Initialement, nous n’avons pas participé à l’incendie mondial allumé par messieurs Bush et Blair. Par contre, nous avons été incités à adapter la méthode de nos services de renseignements et de sécurité à l’exemple américain. Nous n’avons pas seulement eu nos propres terrors acts, les lois AIC et BND, mais nous avons créé un Rubber Stamp Court sur le modèle américain, qui sans aucune procédure judiciaire et sous un contrôle tenu secret, enfreint quotidiennement les droits constitutionnels. Le contrôle parlementaire a été pratiquement réduit au silence en imposant un devoir parlementaire de discrétion et en remplaçant les juges siégeant dans les comités de contrôle par des membres du ministère public. Après le vote d’une proposition transactionnelle copiée sur les États-Unis, les conséquences négatives de la coalition of the billing, la crise bancaire, ont été contournées et les coupables ont pu échapper à la justice.

Impunément

L’approche américaine qui nous a été imposée par la war on drugs et la war on terror a eu peu de succès. La war on drugs est considéré partout comme un échec. Et les bombardements de nos F-16 en Libye et ailleurs ne nous ont pas davantage protégés contre les attentats.

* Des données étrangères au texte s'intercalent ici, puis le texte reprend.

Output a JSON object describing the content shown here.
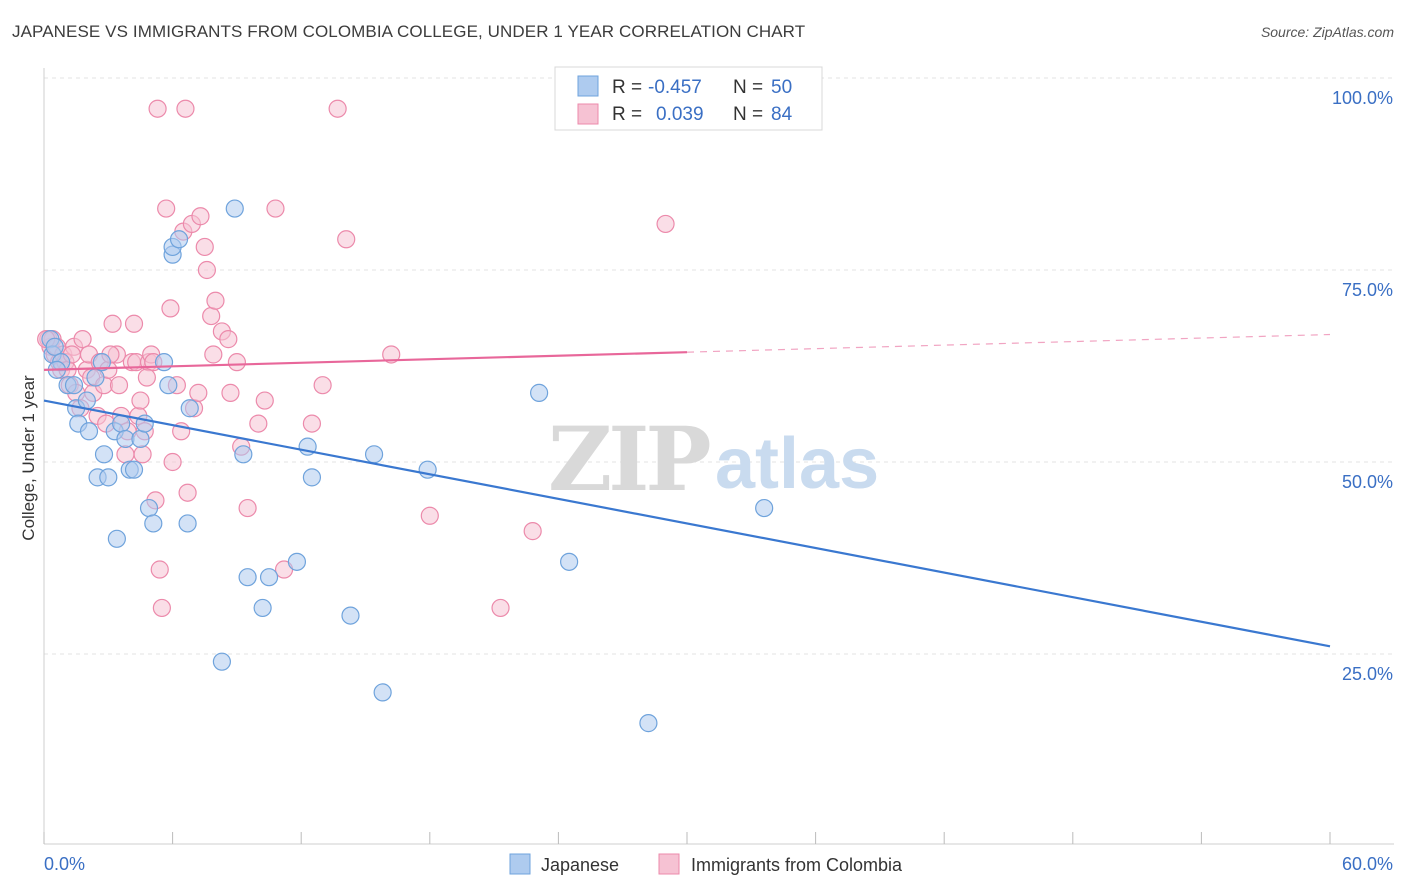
{
  "title": "JAPANESE VS IMMIGRANTS FROM COLOMBIA COLLEGE, UNDER 1 YEAR CORRELATION CHART",
  "source": "Source: ZipAtlas.com",
  "watermark": {
    "zip": "ZIP",
    "atlas": "atlas"
  },
  "colors": {
    "blue": "#6fa3dc",
    "blue_fill": "#aecbef",
    "pink": "#ec8aab",
    "pink_fill": "#f6c2d3",
    "blue_line": "#3a78d0",
    "pink_line": "#e8679a",
    "tick": "#3a6fc4"
  },
  "legend": {
    "rows": [
      {
        "r_label": "R = ",
        "r_value": "-0.457",
        "n_label": "N = ",
        "n_value": "50"
      },
      {
        "r_label": "R = ",
        "r_value": "0.039",
        "n_label": "N = ",
        "n_value": "84"
      }
    ]
  },
  "bottom_legend": [
    "Japanese",
    "Immigrants from Colombia"
  ],
  "chart_data": {
    "type": "scatter",
    "title": "JAPANESE VS IMMIGRANTS FROM COLOMBIA COLLEGE, UNDER 1 YEAR CORRELATION CHART",
    "xlabel": "",
    "ylabel": "College, Under 1 year",
    "xlim": [
      0,
      60
    ],
    "ylim": [
      0,
      105
    ],
    "x_tick_labels": [
      "0.0%",
      "60.0%"
    ],
    "y_ticks": [
      25,
      50,
      75,
      100
    ],
    "y_tick_labels": [
      "25.0%",
      "50.0%",
      "75.0%",
      "100.0%"
    ],
    "grid": true,
    "legend_position": "top-center",
    "series": [
      {
        "name": "Japanese",
        "r": -0.457,
        "n": 50,
        "trend": {
          "x0": 0,
          "y0": 58,
          "x1": 60,
          "y1": 26
        },
        "points": [
          [
            0.3,
            66
          ],
          [
            0.4,
            64
          ],
          [
            0.5,
            65
          ],
          [
            0.8,
            63
          ],
          [
            1.1,
            60
          ],
          [
            1.4,
            60
          ],
          [
            1.5,
            57
          ],
          [
            1.6,
            55
          ],
          [
            2.0,
            58
          ],
          [
            2.1,
            54
          ],
          [
            2.4,
            61
          ],
          [
            2.5,
            48
          ],
          [
            2.7,
            63
          ],
          [
            2.8,
            51
          ],
          [
            3.0,
            48
          ],
          [
            3.3,
            54
          ],
          [
            3.4,
            40
          ],
          [
            3.6,
            55
          ],
          [
            3.8,
            53
          ],
          [
            4.0,
            49
          ],
          [
            4.2,
            49
          ],
          [
            4.5,
            53
          ],
          [
            4.7,
            55
          ],
          [
            4.9,
            44
          ],
          [
            5.1,
            42
          ],
          [
            5.6,
            63
          ],
          [
            5.8,
            60
          ],
          [
            6.0,
            77
          ],
          [
            6.0,
            78
          ],
          [
            6.3,
            79
          ],
          [
            6.7,
            42
          ],
          [
            6.8,
            57
          ],
          [
            8.3,
            24
          ],
          [
            8.9,
            83
          ],
          [
            9.3,
            51
          ],
          [
            9.5,
            35
          ],
          [
            10.2,
            31
          ],
          [
            10.5,
            35
          ],
          [
            11.8,
            37
          ],
          [
            12.3,
            52
          ],
          [
            12.5,
            48
          ],
          [
            14.3,
            30
          ],
          [
            15.4,
            51
          ],
          [
            15.8,
            20
          ],
          [
            17.9,
            49
          ],
          [
            23.1,
            59
          ],
          [
            24.5,
            37
          ],
          [
            28.2,
            16
          ],
          [
            33.6,
            44
          ],
          [
            0.6,
            62
          ]
        ]
      },
      {
        "name": "Immigrants from Colombia",
        "r": 0.039,
        "n": 84,
        "trend": {
          "x0": 0,
          "y0": 62,
          "x1": 30,
          "y1": 64.3,
          "dashed_to": {
            "x": 60,
            "y": 66.6
          }
        },
        "points": [
          [
            0.2,
            66
          ],
          [
            0.3,
            65
          ],
          [
            0.4,
            66
          ],
          [
            0.5,
            64
          ],
          [
            0.6,
            65
          ],
          [
            0.7,
            63
          ],
          [
            0.8,
            62
          ],
          [
            0.9,
            64
          ],
          [
            1.0,
            63
          ],
          [
            1.1,
            62
          ],
          [
            1.2,
            60
          ],
          [
            1.4,
            65
          ],
          [
            1.5,
            59
          ],
          [
            1.7,
            57
          ],
          [
            1.8,
            66
          ],
          [
            2.0,
            62
          ],
          [
            2.1,
            64
          ],
          [
            2.2,
            61
          ],
          [
            2.3,
            59
          ],
          [
            2.5,
            56
          ],
          [
            2.6,
            63
          ],
          [
            2.8,
            60
          ],
          [
            2.9,
            55
          ],
          [
            3.0,
            62
          ],
          [
            3.2,
            68
          ],
          [
            3.4,
            64
          ],
          [
            3.5,
            60
          ],
          [
            3.6,
            56
          ],
          [
            3.8,
            51
          ],
          [
            3.9,
            54
          ],
          [
            4.1,
            63
          ],
          [
            4.2,
            68
          ],
          [
            4.3,
            63
          ],
          [
            4.4,
            56
          ],
          [
            4.5,
            58
          ],
          [
            4.6,
            51
          ],
          [
            4.7,
            54
          ],
          [
            4.9,
            63
          ],
          [
            5.0,
            64
          ],
          [
            5.1,
            63
          ],
          [
            5.2,
            45
          ],
          [
            5.4,
            36
          ],
          [
            5.5,
            31
          ],
          [
            5.7,
            83
          ],
          [
            5.9,
            70
          ],
          [
            6.0,
            50
          ],
          [
            6.2,
            60
          ],
          [
            6.4,
            54
          ],
          [
            6.5,
            80
          ],
          [
            6.7,
            46
          ],
          [
            6.9,
            81
          ],
          [
            7.0,
            57
          ],
          [
            7.3,
            82
          ],
          [
            7.5,
            78
          ],
          [
            7.6,
            75
          ],
          [
            7.8,
            69
          ],
          [
            7.9,
            64
          ],
          [
            8.0,
            71
          ],
          [
            8.3,
            67
          ],
          [
            8.6,
            66
          ],
          [
            8.7,
            59
          ],
          [
            9.0,
            63
          ],
          [
            9.2,
            52
          ],
          [
            9.5,
            44
          ],
          [
            10.0,
            55
          ],
          [
            10.3,
            58
          ],
          [
            10.8,
            83
          ],
          [
            11.2,
            36
          ],
          [
            12.5,
            55
          ],
          [
            13.0,
            60
          ],
          [
            14.1,
            79
          ],
          [
            16.2,
            64
          ],
          [
            18.0,
            43
          ],
          [
            21.3,
            31
          ],
          [
            22.8,
            41
          ],
          [
            29.0,
            81
          ],
          [
            5.3,
            96
          ],
          [
            6.6,
            96
          ],
          [
            13.7,
            96
          ],
          [
            0.1,
            66
          ],
          [
            1.3,
            64
          ],
          [
            3.1,
            64
          ],
          [
            4.8,
            61
          ],
          [
            7.2,
            59
          ]
        ]
      }
    ]
  }
}
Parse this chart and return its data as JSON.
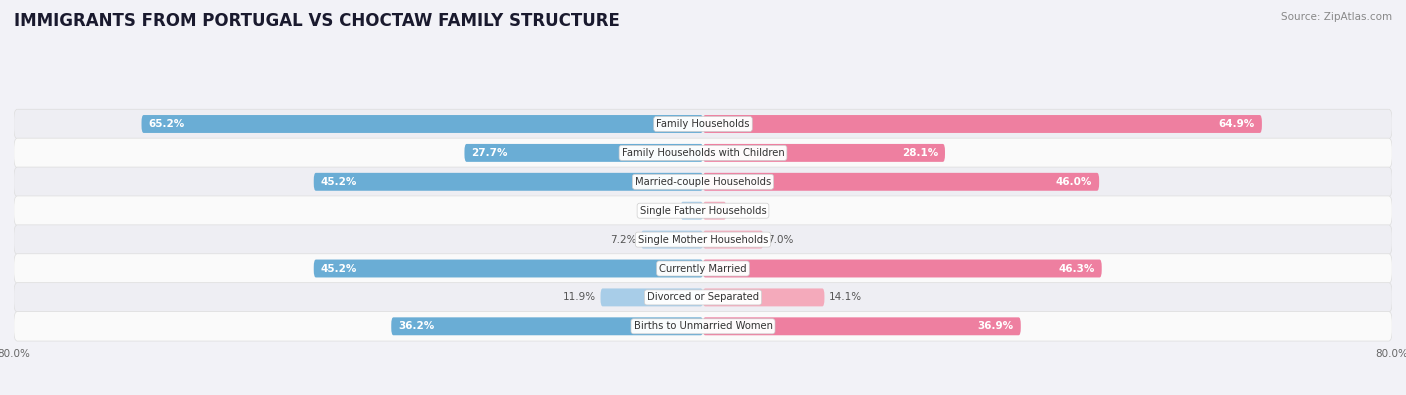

Si nous sommes restés des enfants, alors nous le sommes toujours en tant qu’héritiers d’une civilisation, dont la plus-value se situe dans les jalons que nous avons posés grâce à la reconnaissance des droits de l’homme pour éviter que nos services dérivent comme l’ont fait nos homologues américains. Que nous choisissions de renforcer notre coopération avec le pays de la Liberté, de l’Égalité et de la Fraternité et plus largement avec l’Europe, ne peut que nous honorer et faire en sorte que nos services ne soient pas motivés par les mêmes abus.

Le président actuel Barack Obama, qui a mérité son Prix Nobel de la Paix, n’a-t-il pas tenté de mettre fin aux dérives de son prédécesseur en plaidant pour le retour des checks and balances?

Que se passera-t-il si le nouveau président réinstaure cette politique abusive?